There is a consistent note underlying the latest (and some of the earlier) data breaches: “but we were PCI compliant.” Unfortunately, this refrain should likely be a takeaway here. Reliance on the Payment Card Industry Data Security Standards (PCI-DSS) is misplaced. It is a starting point, not the endgame. PCI standards do not require that cardholder data (whether it is EMV or mag-stripe) be encrypted “in transit.” The standards only specify that such data be encrypted at rest — that is, when it is stored. Most merchants have moved to tokenization and do not store cardholder data. If they do store that information, to be PCI compliant, it must be encrypted. But the hackers are grabbing the data in real-time, moving it to dump files and picking it up later. If you want to know the gory technical details of this type hack, check out Krebs on Security and read Brian Krebs’ analysis of each of the latest breaches. Although the information is still evolving, the tactics appear to be the same.

In order to get ahead — and stay ahead — of the hackers, industry participants need to push one another and not point at one another. Retailers and card associations must get into the same boat and row in the same direction. The debate over mag-stripe versus the so-called EMV card (or chip-and-PIN) is not the only issue; however, it is notable that the United States is one of the last countries to use magnetic strip technology on its payment cards. But there are no magic wands here; by the time EMV adoption arrives, the perps will have found an end run and retail will again need to pivot.

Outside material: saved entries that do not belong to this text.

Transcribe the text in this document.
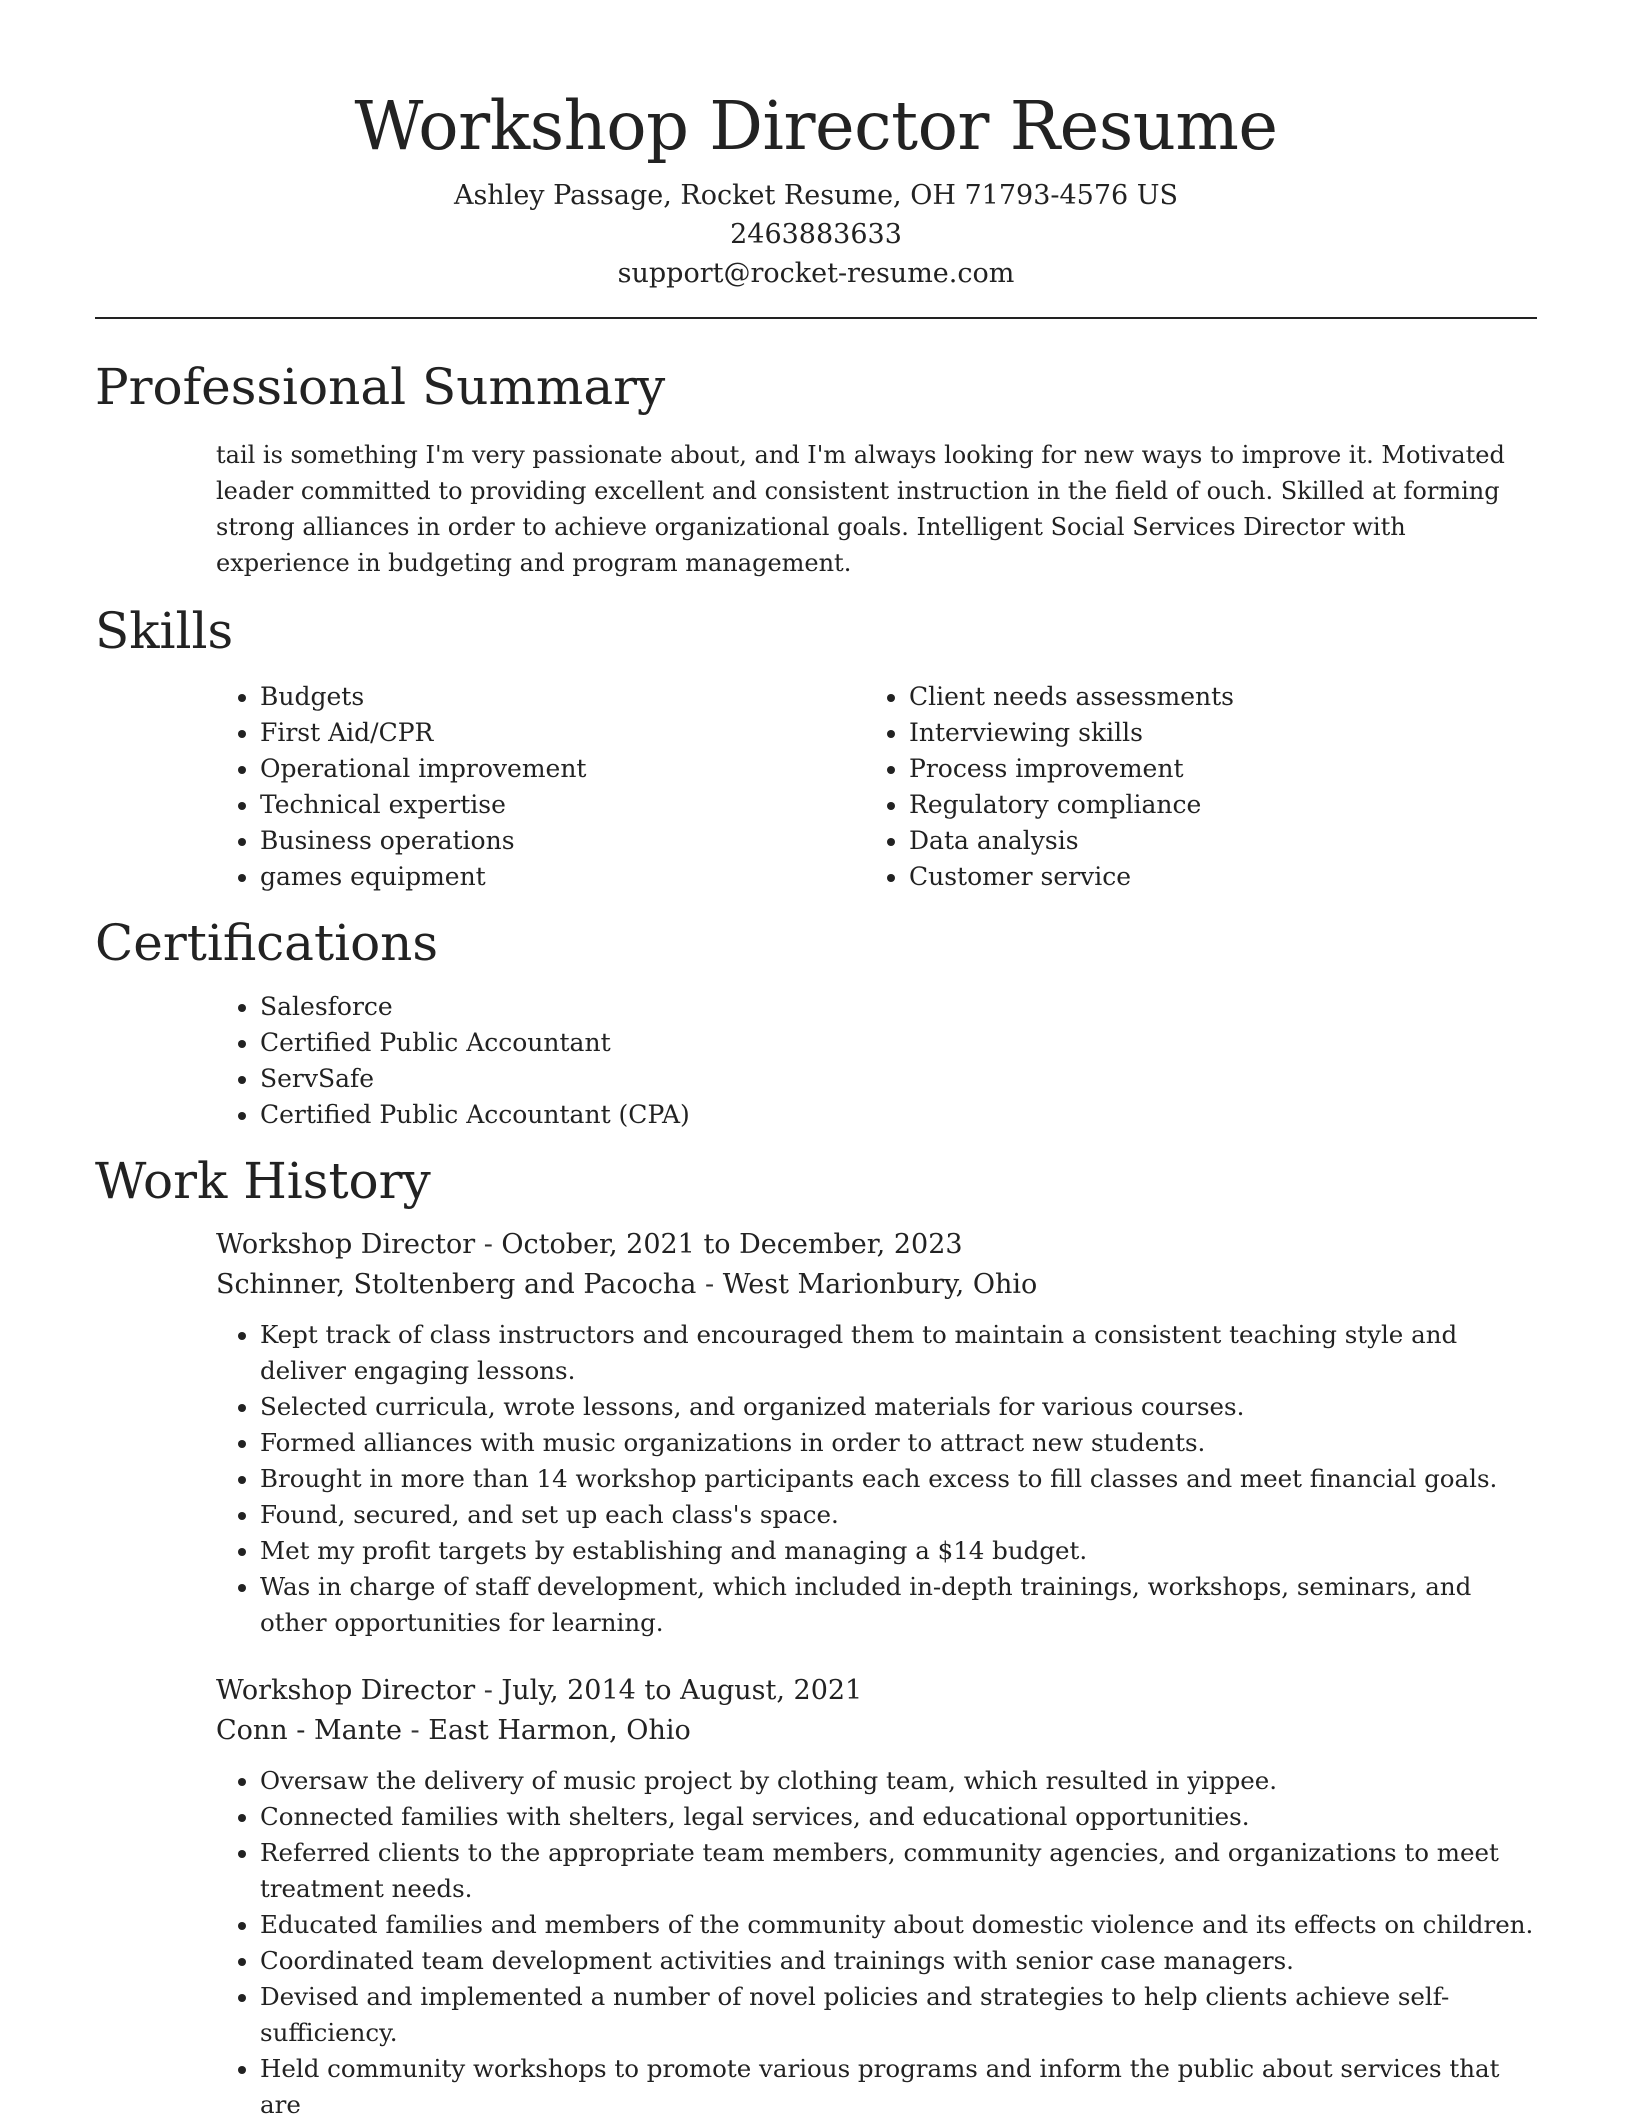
Workshop Director Resume
Ashley Passage, Rocket Resume, OH 71793-4576 US
2463883633
support@rocket-resume.com
Professional Summary

tail is something I'm very passionate about, and I'm always looking for new ways to improve it. Motivated leader committed to providing excellent and consistent instruction in the field of ouch. Skilled at forming strong alliances in order to achieve organizational goals. Intelligent Social Services Director with experience in budgeting and program management.

Skills
• Budgets
• First Aid/CPR
• Operational improvement
• Technical expertise
• Business operations
• games equipment
• Client needs assessments
• Interviewing skills
• Process improvement
• Regulatory compliance
• Data analysis
• Customer service
Certifications
• Salesforce
• Certified Public Accountant
• ServSafe
• Certified Public Accountant (CPA)
Work History
Workshop Director - October, 2021 to December, 2023
Schinner, Stoltenberg and Pacocha - West Marionbury, Ohio
• Kept track of class instructors and encouraged them to maintain a consistent teaching style and deliver engaging lessons.
• Selected curricula, wrote lessons, and organized materials for various courses.
• Formed alliances with music organizations in order to attract new students.
• Brought in more than 14 workshop participants each excess to fill classes and meet financial goals.
• Found, secured, and set up each class's space.
• Met my profit targets by establishing and managing a $14 budget.
• Was in charge of staff development, which included in-depth trainings, workshops, seminars, and other opportunities for learning.
Workshop Director - July, 2014 to August, 2021
Conn - Mante - East Harmon, Ohio
• Oversaw the delivery of music project by clothing team, which resulted in yippee.
• Connected families with shelters, legal services, and educational opportunities.
• Referred clients to the appropriate team members, community agencies, and organizations to meet treatment needs.
• Educated families and members of the community about domestic violence and its effects on children.
• Coordinated team development activities and trainings with senior case managers.
• Devised and implemented a number of novel policies and strategies to help clients achieve self-sufficiency.
• Held community workshops to promote various programs and inform the public about services that are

The FBI has warned retailers to expect more card breaches. “Expecting” breaches and “anticipating” breaches are different, and retail information security technology is not particularly good at detecting intrusion. All of the latest retail hack victims (and retailers are victims of criminal behavior) only learned of the incident when notified by law enforcement — and law enforcement in turn had been notified by the credit card issuers when common point of purchase problems popped up. The FBI report distributed to retailers entitled “Recent Cyber Intrusion Events Directed Toward Retail Firms” should be required reading, not only in the CISO and IT shops, but also in boardrooms. Failures to act in light of known (and warned of) vulnerabilities can leave retailers exposed in the courtroom.  

Directors should be focusing on information security issues as a regular part of risk management. What is the “duty of care” when it comes to information security? In the retail sector, like banking and healthcare, a failure to exercise due oversight in the boardroom could lead to material adverse effect on earnings. Who is in charge of cybersecurity? What is the role of board oversight? Does the company have an incident response plan, or is it ad hoc? Has the board participated (or overseen) a risk assessment of inside and outside threats? What is the company’s position on public disclosure in securities filings

Invest in prevention — technical, operational, and legal. It is the rare business that operates now without a business continuity or disaster recovery plan. Operating without a straightforward, well-executed and well-monitored and tested information security plan should become equally as rare. 

Data breach investigations move quickly and facts change over time. This piece was written before it was learned that hackers likely gained access to the Target payment network — and the cardholder data stored there — through an email phishing attack at an HVAC vendor. What kind of network access do your vendors have? How are security assessments conducted? The Target incident demonstrates that any vendor — no matter how insignificant — with access into a network can create a vulnerability that can be exploited. Third-party risk assessments are as important as PCI assessments.


Cynthia Larose chairs the privacy and security practice at Mintz Levin Cohn Ferris Glovsky and Popeo PC and is a certified information privacy professional.